Прошло не много не мало, а порядочное количество беспечных и жирных лет в достатке, когда дети кормлены, кони обуты, внуки запряжены, словом все чин чинарем, не подкопаешься. Но вдруг случилась беда на восемьдесят пятом году жизни. Жену положили в больницу, с подозрением на предынфарктное состояние, а сам он, больной и передвигающийся с палочкой и по стеночке, вынужден был остаться в своей трехкомнатной резиденции – сталинке с видом на Москву-реку.

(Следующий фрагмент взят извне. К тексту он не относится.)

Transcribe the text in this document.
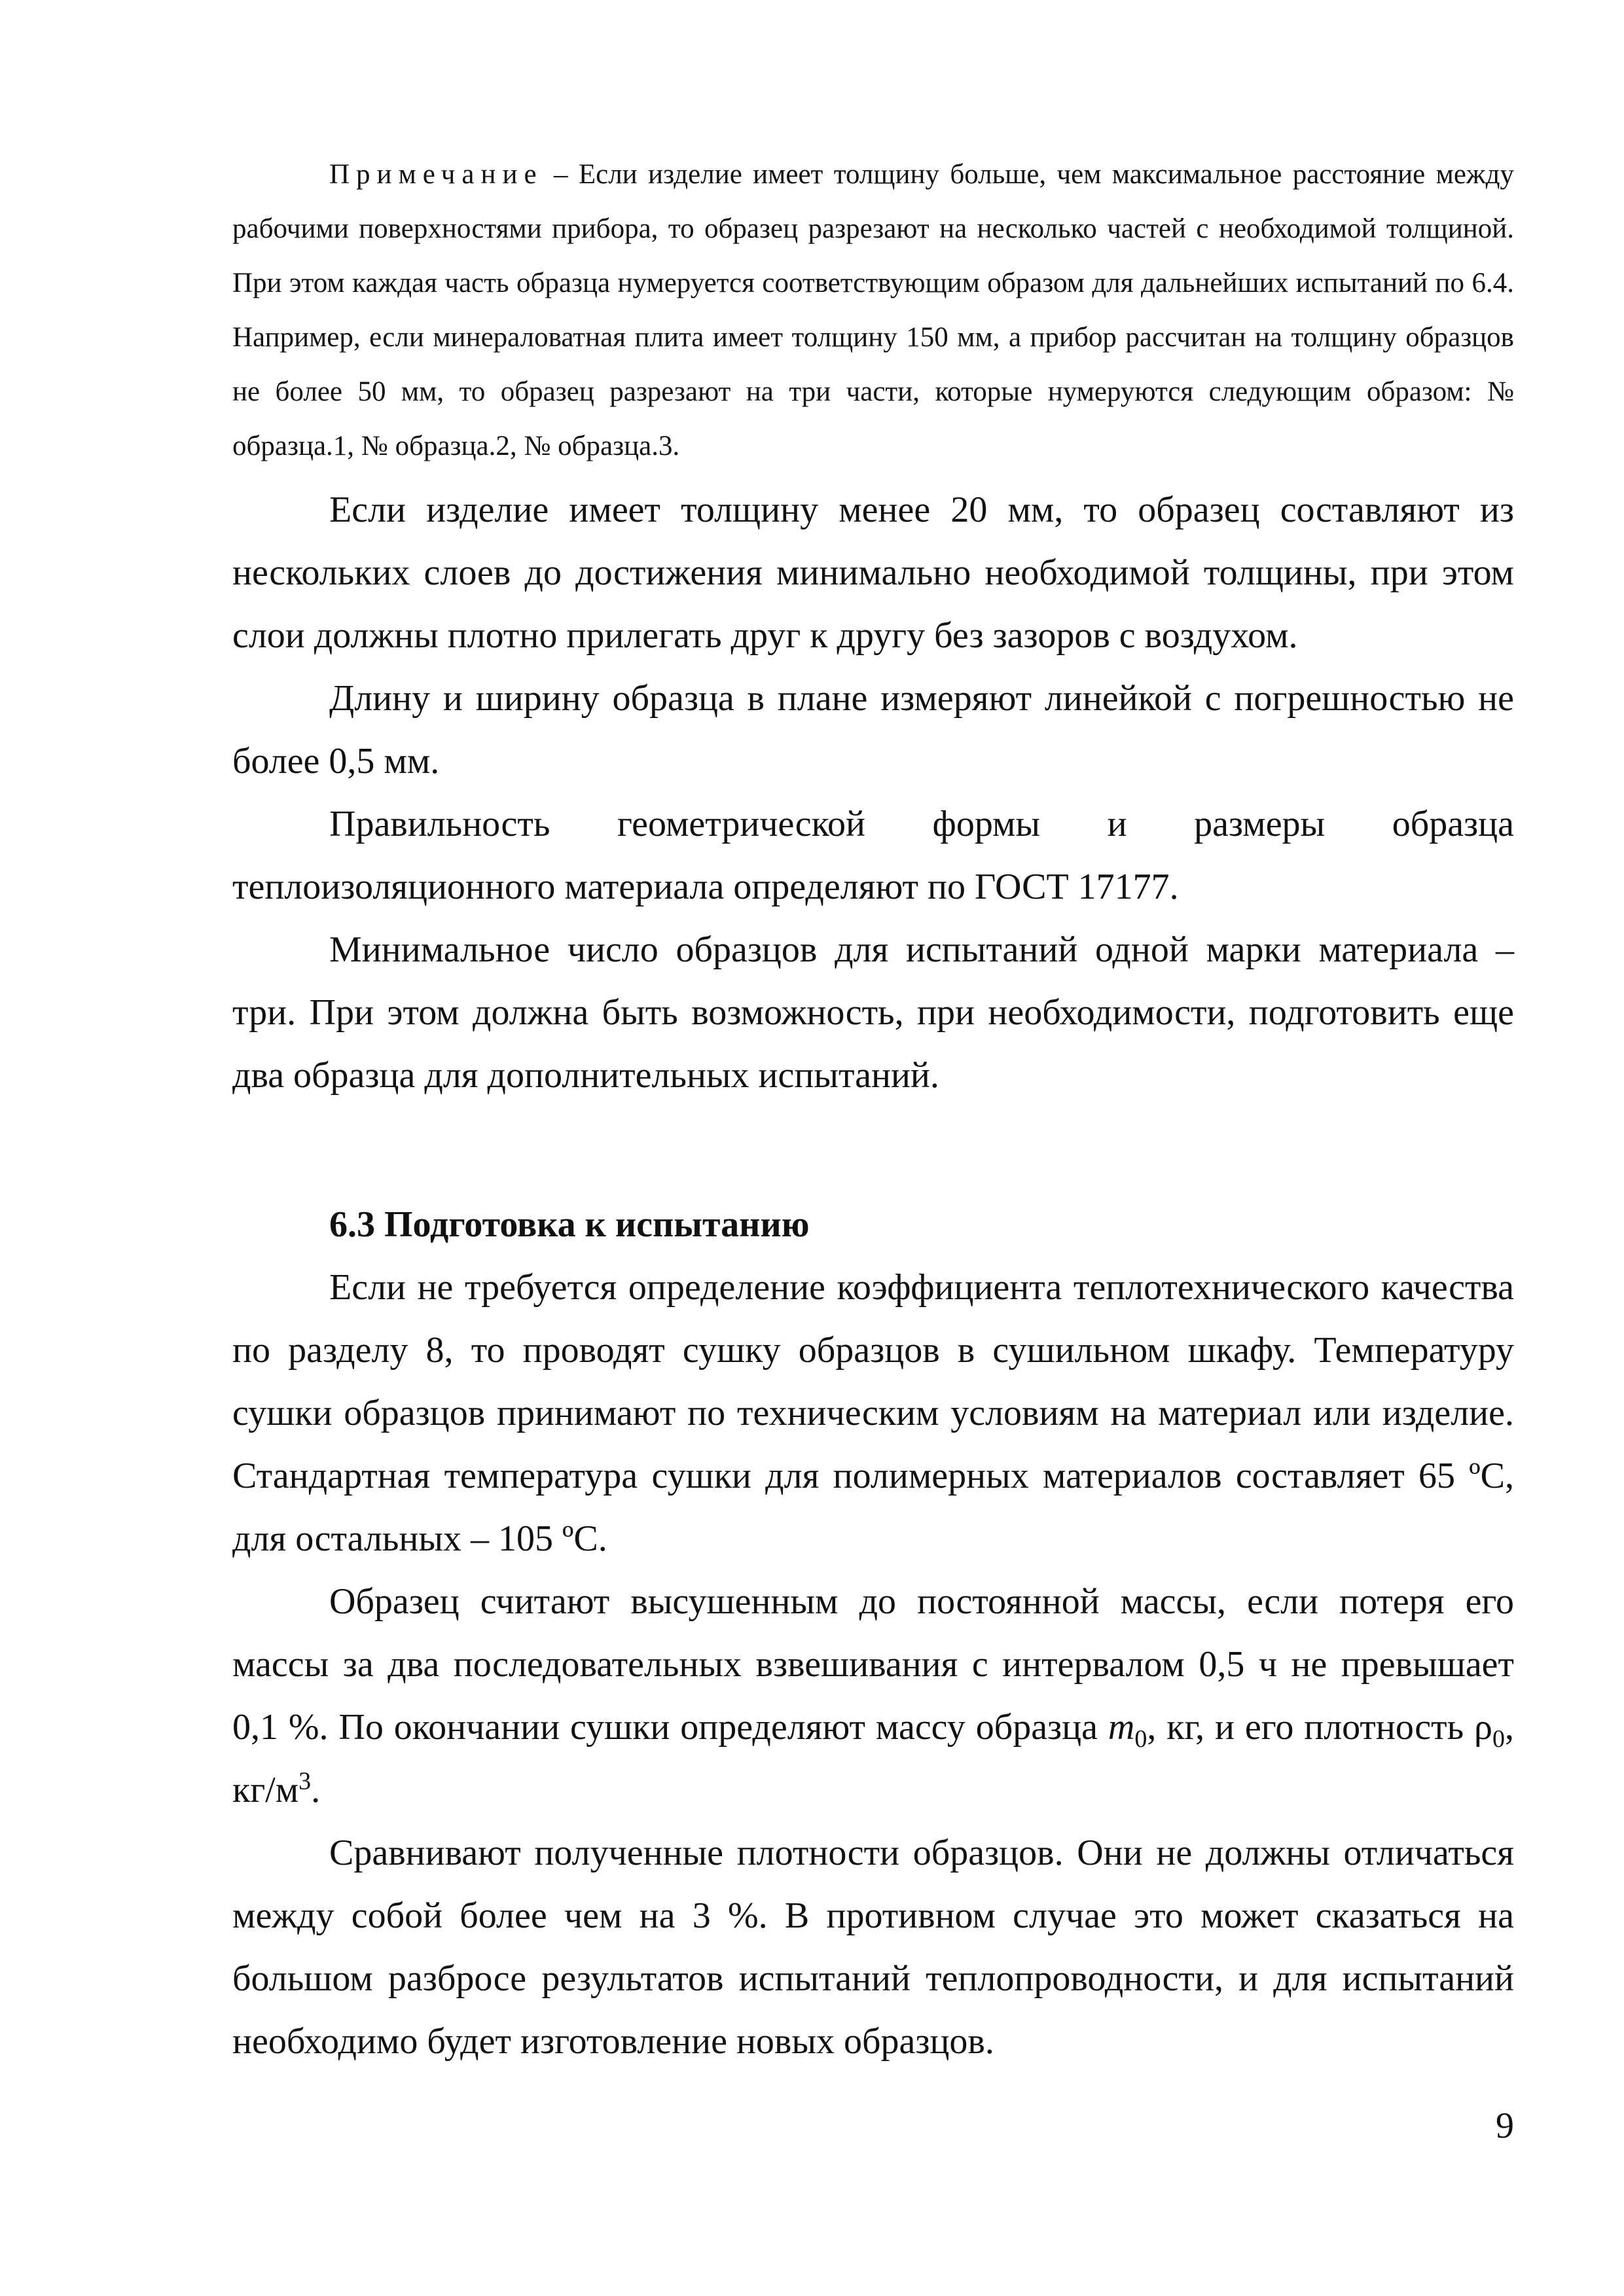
Примечание – Если изделие имеет толщину больше, чем максимальное расстояние между рабочими поверхностями прибора, то образец разрезают на несколько частей с необходимой толщиной. При этом каждая часть образца нумеруется соответствующим образом для дальнейших испытаний по 6.4. Например, если минераловатная плита имеет толщину 150 мм, а прибор рассчитан на толщину образцов не более 50 мм, то образец разрезают на три части, которые нумеруются следующим образом: № образца.1, № образца.2, № образца.3.

Если изделие имеет толщину менее 20 мм, то образец составляют из нескольких слоев до достижения минимально необходимой толщины, при этом слои должны плотно прилегать друг к другу без зазоров с воздухом.

Длину и ширину образца в плане измеряют линейкой с погрешностью не более 0,5 мм.

Правильность геометрической формы и размеры образца теплоизоляционного материала определяют по ГОСТ 17177.

Минимальное число образцов для испытаний одной марки материала – три. При этом должна быть возможность, при необходимости, подготовить еще два образца для дополнительных испытаний.

6.3 Подготовка к испытанию

Если не требуется определение коэффициента теплотехнического качества по разделу 8, то проводят сушку образцов в сушильном шкафу. Температуру сушки образцов принимают по техническим условиям на материал или изделие. Стандартная температура сушки для полимерных материалов составляет 65 ºС, для остальных – 105 ºС.

Образец считают высушенным до постоянной массы, если потеря его массы за два последовательных взвешивания с интервалом 0,5 ч не превышает 0,1 %. По окончании сушки определяют массу образца $m_0$, кг, и его плотность $\rho_0$, $кг/м^3$.

Сравнивают полученные плотности образцов. Они не должны отличаться между собой более чем на 3 %. В противном случае это может сказаться на большом разбросе результатов испытаний теплопроводности, и для испытаний необходимо будет изготовление новых образцов.

9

В грустном одиночестве.

Накануне он посетил ЦКБ (Центральную клиническую больницу в Кунцево, больницу для высоких партийных чинов и представителей власти), навестив супругу в палате. Поцеловал ее в щечку и пожелал доброго здравия. Та кивнула, как всегда, не очень веря в его наставления и прогнозы – слишком много времени прошло с тех пор, когда он был и в самом деле всемогущим и всё решающим, как всё держатель.

Вернувшись в свою новую-старую трехкомнатную квартиру на набережной Москвы-реки, которую – не набережную, а квартиру – он отхватил вместе с должностью, сохранив за сыном прежнюю жилплощадь, он разделся, походя выпив (это на девятом десятке лет! воистину эпоха пятилеток сыграла роковую роль в жизни партийцев) полуторалитровую пластиковую бутылку ячменного пива. И сел, погрузившись с головой в ванну, запустив пригоршню пенного раствора в воду. Отфыркиваясь, как дельфин, через минуту (дольше не выдержать) он вынырнул из глубин эмалированной, а не позолоченной, раковины. И почувствовал себя плохо.